KeyError, when calling profiling.compare

Open JochiSt opened this issue 3 years ago • 0 comments

Prerequisites

Please make sure to check off these prerequisites before submitting a bug report.

[x] Test that the bug appears on the current version of the master branch. Make sure to include the commit hash of the commit you checked out.
[x] Check that the issue hasn't already been reported, by checking the currently open issues.
[x] If there are steps to reproduce the problem, make sure to write them down below.
[ ] If relevant, please include the hls4ml project files, which were created directly before and/or after the bug.

Quick summary

When I call hls4ml.model.profiling.compare(model, hls_model, y_test) - with the norm_diff option - on a very simple fully dense network, I get the following error:

Traceback (most recent call last):
  File "traceHLSmodel.py", line 75, in <module>
    compareHLSmodel(model)
  File "traceHLSmodel.py", line 60, in compareHLSmodel
    compare_fig = hls4ml.model.profiling.compare(model, hls_model,
  File "/home/fpga_ai/venvs/HLS4ML3.8/src/hls4ml/hls4ml/model/profiling.py", line 690, in compare
    f = _norm_diff(ymodel, ysim)
  File "/home/fpga_ai/venvs/HLS4ML3.8/src/hls4ml/hls4ml/model/profiling.py", line 601, in _norm_diff
    diff[key] = np.linalg.norm(ysim[key]-ymodel[key])
KeyError: 'layer_0_relu'

I get a similar error, when using the dist_diff plot option.

Details

The network, which I used:

    inputs = keras.Input(shape=(120,), name="waveform_input")

    layer_cnt=0
    x = keras.layers.Dense(8,
                            activation="relu",
                            #kernel_regularizer=keras.regularizers.l1(0.00001),
                            name="layer_%d"%(layer_cnt))(inputs)
    layer_cnt+=1

    x = keras.layers.Dense(8,
                            activation="relu",
                            #kernel_regularizer=keras.regularizers.l1(0.00001),
                            name="layer_%d"%(layer_cnt))(x)
    layer_cnt+=1

    x = keras.layers.Dense(6,
                            activation="relu",
                            #kernel_regularizer=keras.regularizers.l1(0.00001),
                            name="layer_%d"%(layer_cnt))(x)
    layer_cnt+=1

    # final layer for classification
    outputs = keras.layers.Dense(2, name="regression")(x)
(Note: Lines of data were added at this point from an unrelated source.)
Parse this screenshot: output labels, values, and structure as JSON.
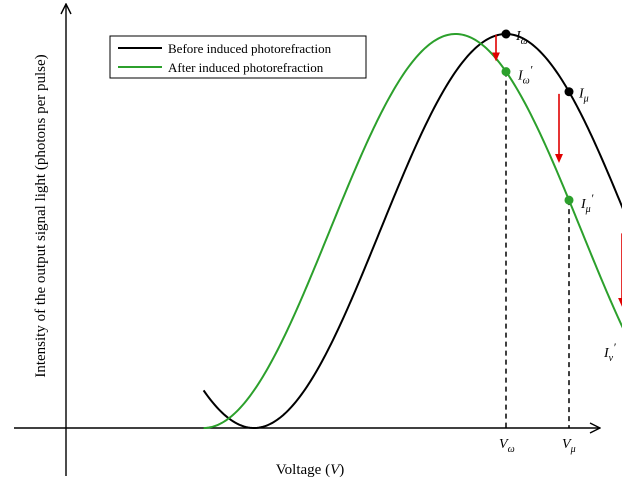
{
  "chart_data": {
    "type": "line",
    "ylabel": "Intensity of the output signal light (photons per pulse)",
    "xlabel_text": "Voltage (",
    "xlabel_var": "V",
    "xlabel_close": ")",
    "grid": false,
    "legend_position": "top-left",
    "colors": {
      "before": "#000000",
      "after": "#2ca02c",
      "arrow": "#e00000",
      "guide": "#000000"
    },
    "series": [
      {
        "key": "before",
        "name": "Before induced photorefraction",
        "x_min": -0.4,
        "x_max": 4.0,
        "amplitude": 1.0,
        "offset": 1.0,
        "phase": 0.0
      },
      {
        "key": "after",
        "name": "After induced photorefraction",
        "x_min": -0.4,
        "x_max": 4.0,
        "amplitude": 1.0,
        "offset": 1.0,
        "phase": -0.4
      }
    ],
    "points": [
      {
        "key": "omega",
        "sub": "ω",
        "x": 2.0,
        "label_before": "I",
        "label_after": "I"
      },
      {
        "key": "mu",
        "sub": "μ",
        "x": 2.5,
        "label_before": "I",
        "label_after": "I"
      },
      {
        "key": "nu",
        "sub": "ν",
        "x": 3.0,
        "label_before": "I",
        "label_after": "I"
      }
    ],
    "ticks": [
      {
        "key": "omega",
        "main": "V",
        "sub": "ω",
        "x": 2.0
      },
      {
        "key": "mu",
        "main": "V",
        "sub": "μ",
        "x": 2.5
      },
      {
        "key": "nu",
        "main": "V",
        "sub": "ν",
        "x": 3.0
      }
    ],
    "prime": "′",
    "xlim": [
      -0.4,
      4.0
    ],
    "ylim": [
      0,
      2.1
    ]
  }
}
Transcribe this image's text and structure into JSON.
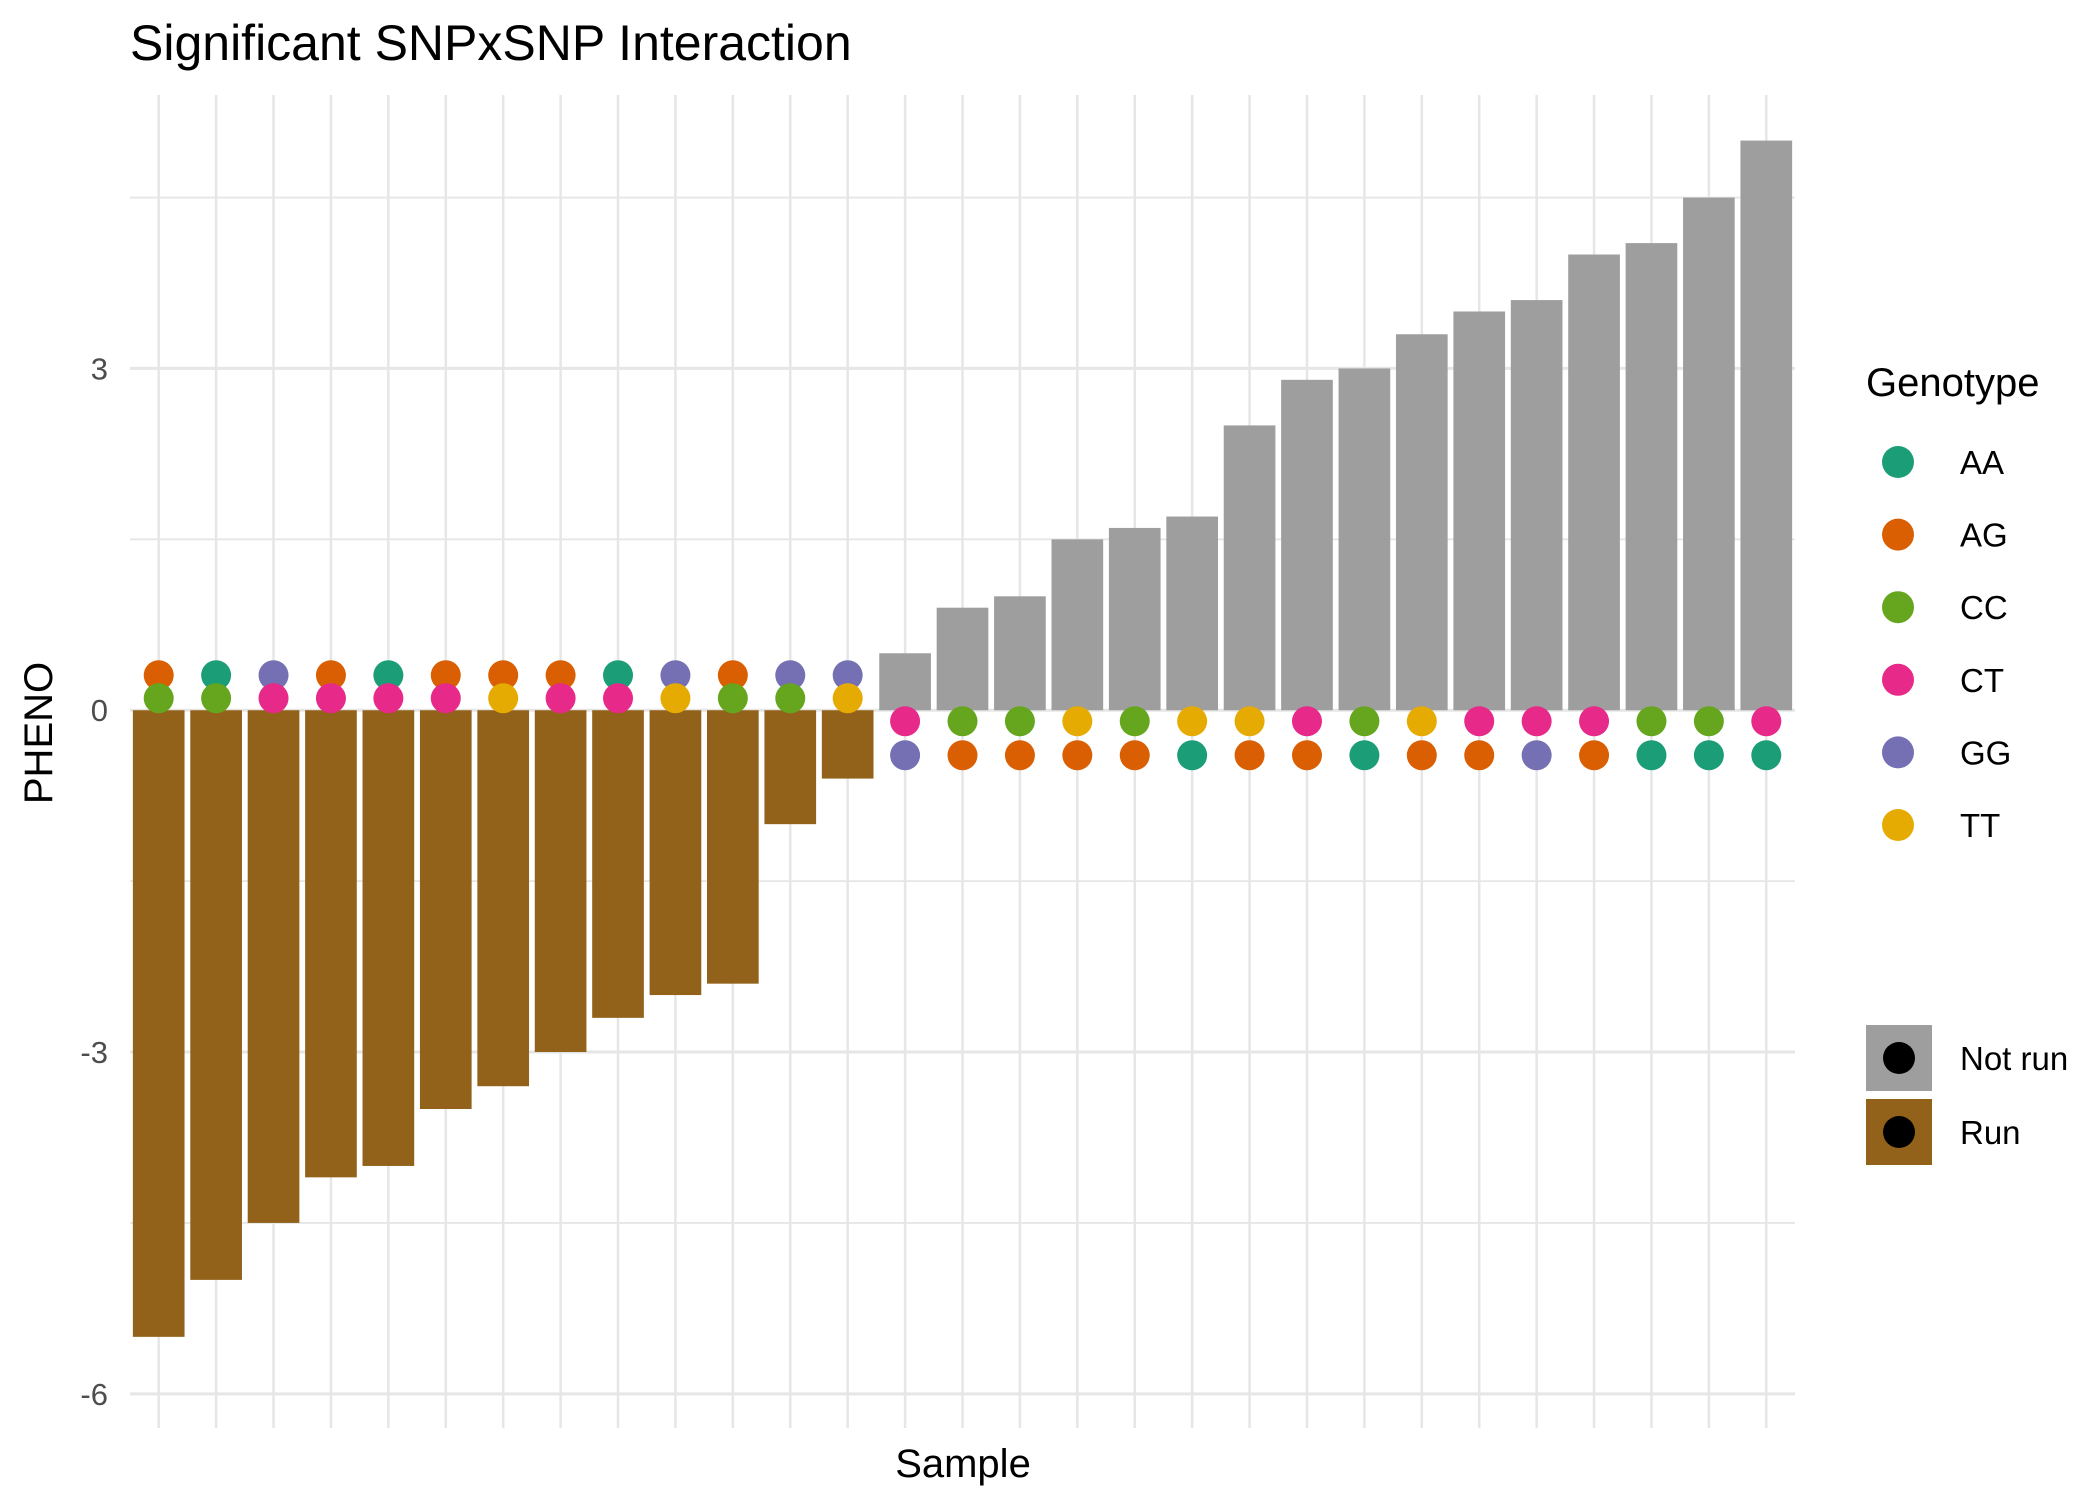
{
  "chart_data": {
    "type": "bar",
    "title": "Significant SNPxSNP Interaction",
    "xlabel": "Sample",
    "ylabel": "PHENO",
    "ylim": [
      -6.3,
      5.4
    ],
    "yticks": [
      -6,
      -3,
      0,
      3
    ],
    "grid": true,
    "legend_placement": "right",
    "values": [
      -5.5,
      -5.0,
      -4.5,
      -4.1,
      -4.0,
      -3.5,
      -3.3,
      -3.0,
      -2.7,
      -2.5,
      -2.4,
      -1.0,
      -0.6,
      0.5,
      0.9,
      1.0,
      1.5,
      1.6,
      1.7,
      2.5,
      2.9,
      3.0,
      3.3,
      3.5,
      3.6,
      4.0,
      4.1,
      4.5,
      5.0
    ],
    "status": [
      "Run",
      "Run",
      "Run",
      "Run",
      "Run",
      "Run",
      "Run",
      "Run",
      "Run",
      "Run",
      "Run",
      "Run",
      "Run",
      "Not run",
      "Not run",
      "Not run",
      "Not run",
      "Not run",
      "Not run",
      "Not run",
      "Not run",
      "Not run",
      "Not run",
      "Not run",
      "Not run",
      "Not run",
      "Not run",
      "Not run",
      "Not run"
    ],
    "genotype_snp1": [
      "CC",
      "CC",
      "CT",
      "CT",
      "CT",
      "CT",
      "TT",
      "CT",
      "CT",
      "TT",
      "CC",
      "CC",
      "TT",
      "CT",
      "CC",
      "CC",
      "TT",
      "CC",
      "TT",
      "TT",
      "CT",
      "CC",
      "TT",
      "CT",
      "CT",
      "CT",
      "CC",
      "CC",
      "CT"
    ],
    "genotype_snp2": [
      "AG",
      "AA",
      "GG",
      "AG",
      "AA",
      "AG",
      "AG",
      "AG",
      "AA",
      "GG",
      "AG",
      "GG",
      "GG",
      "GG",
      "AG",
      "AG",
      "AG",
      "AG",
      "AA",
      "AG",
      "AG",
      "AA",
      "AG",
      "AG",
      "GG",
      "AG",
      "AA",
      "AA",
      "AA"
    ],
    "legend_genotype": {
      "title": "Genotype",
      "entries": [
        {
          "label": "AA",
          "color": "#1B9E77"
        },
        {
          "label": "AG",
          "color": "#D95F02"
        },
        {
          "label": "CC",
          "color": "#66A61E"
        },
        {
          "label": "CT",
          "color": "#E7298A"
        },
        {
          "label": "GG",
          "color": "#7570B3"
        },
        {
          "label": "TT",
          "color": "#E6AB02"
        }
      ]
    },
    "legend_status": {
      "entries": [
        {
          "label": "Not run",
          "color": "#9E9E9E"
        },
        {
          "label": "Run",
          "color": "#93621A"
        }
      ]
    }
  }
}
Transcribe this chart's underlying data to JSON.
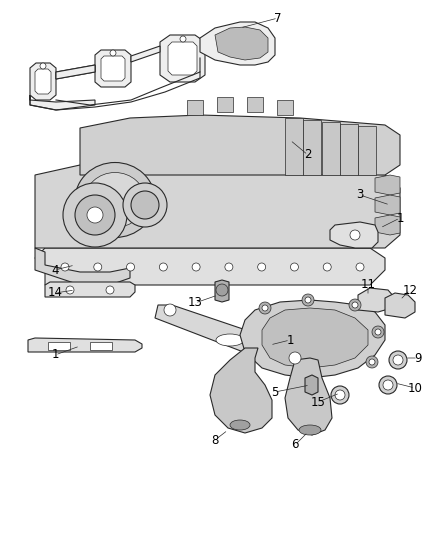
{
  "background_color": "#ffffff",
  "line_color": "#2a2a2a",
  "label_color": "#000000",
  "fig_width": 4.38,
  "fig_height": 5.33,
  "dpi": 100,
  "lw_main": 0.8,
  "lw_thin": 0.5,
  "gray_fill": "#d8d8d8",
  "light_fill": "#eeeeee",
  "mid_fill": "#c8c8c8"
}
I trained the network saved it to disk and reloaded it and send it into the compare function to see, where the differences between the HLS and the Keras model are.

Steps to Reproduce

Add what needs to be done to reproduce the bug. Add commented code examples and make sure to include the original model files / code, and the commit hash you are working on.

Clone the hls4ml repository
Checkout the master branch, with commit hash: a4b0e0c34a84d252559cac4a9f2f98e699964674
System setup:

[GCC 9.3.1 20200408 (Red Hat 9.3.1-2)]
Numpy 1.22.3
TensorFlow 2.8.0
Keras 2.8.0
QKeras 0.9.0
HLS4ML 0.6.0.dev217+ga4b0e0c

Run conversion on model file with code (see above)

Expected behavior

I would expect a plot of the differences in the layers

Actual behavior

Throws a python KeyError instead.

Optional

Possible fix

It seems, that the Keras layer name for the activation part is not always ending with _relu. For my regression network the last layer has the ending _linear and the others have the ending _function. But I've no clue, why my layer names are different from the ones assumed in HLS4ML.

Mar 21 '23 16:03 JochiSt